O Programa Primeiro Emprego (PPE) aproveita a capacidade que as organizações da sociedade civil organizada têm de obter resultados junto ao público jovem, em situação de vulnerabilidade pessoal e risco social, em especial, nos locais em que o Estado tradicionalmente não chega. Os Consórcios Sociais da Juventude constituem instrumento para a consolidação da parceria governo-sociedade e como porta de entrada complementar do Programa, a fim de atingir parte do público jovem e garantir a integração das Políticas Públicas de Emprego.

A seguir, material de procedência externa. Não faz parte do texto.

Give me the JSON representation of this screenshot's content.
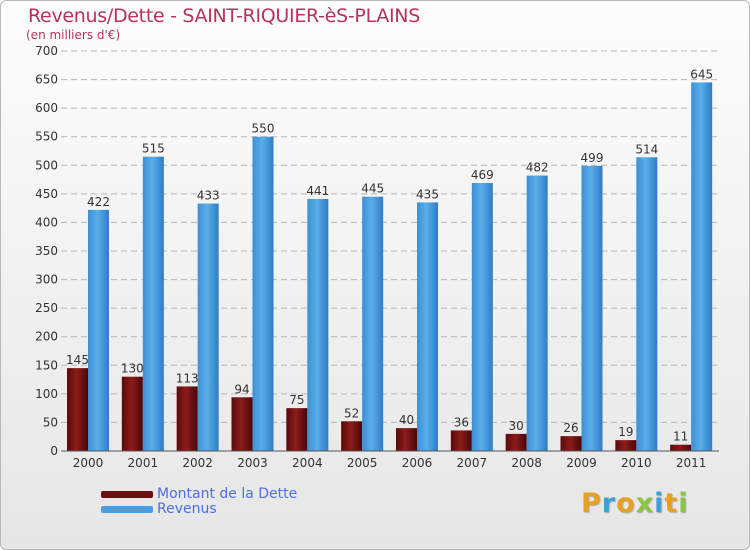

Os Consórcios são formados por entidades e/ou movimentos da sociedade civil organizada, com afinidades e interesses comuns. Cada Consórcio deve ter a sua rede composta por, no mínimo dez entidades e/ou movimentos sociais e/ou organizações da juventude legalmente constituídos, há no mínimo um ano, e, quando possível, por instituições do poder público, do setor empresarial, e/ou organismos de financiamento e cooperação.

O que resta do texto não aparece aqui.